Le KEPKAA est fier d’annoncer que la très populaire chanteuse SENAYA, décrite par les critiques et ses fans comme «une bête de scène à la voix chaude, mélodieuse et authentique», a accepté d’être la porte-parole de la 19e édition du «Mois du créole à Montréal» qui se tiendra du 3 au 30 octobre 2020 sous le thème : «Lang kreyòl gen yon sèl ras, li rele libète / Le créole n’a qu’une race, c’est la liberté».

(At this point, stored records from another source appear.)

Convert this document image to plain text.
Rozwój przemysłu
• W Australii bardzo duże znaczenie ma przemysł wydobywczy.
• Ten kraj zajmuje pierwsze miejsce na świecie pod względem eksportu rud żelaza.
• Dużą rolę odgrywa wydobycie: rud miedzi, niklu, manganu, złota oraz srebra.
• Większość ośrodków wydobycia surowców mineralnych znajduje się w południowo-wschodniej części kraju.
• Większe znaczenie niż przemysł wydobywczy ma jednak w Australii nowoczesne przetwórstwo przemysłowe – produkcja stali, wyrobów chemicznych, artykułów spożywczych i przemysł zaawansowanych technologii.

Montréalaise d’origine sénégalo-guadeloupéenne, SENAYA est aussi auteure, compositrice-interprète et productrice. Là où il y a du groove et de l’énergie, il y a SENAYA. Sa musique, baptisée «SOÛLKREÔL», part du blues aux rythmes de l’Afrique et des Caraïbes en passant par le jazz, le soul, le funk, le folk et le negro spiritual.

Le «Mois du créole» a déclaré SENAYA «est un grand évènement multiculturel et multidisciplinaire du répertoire culturel mondial, c’est avec beaucoup d’enthousiasme que j’accepte le rôle de porte-parole».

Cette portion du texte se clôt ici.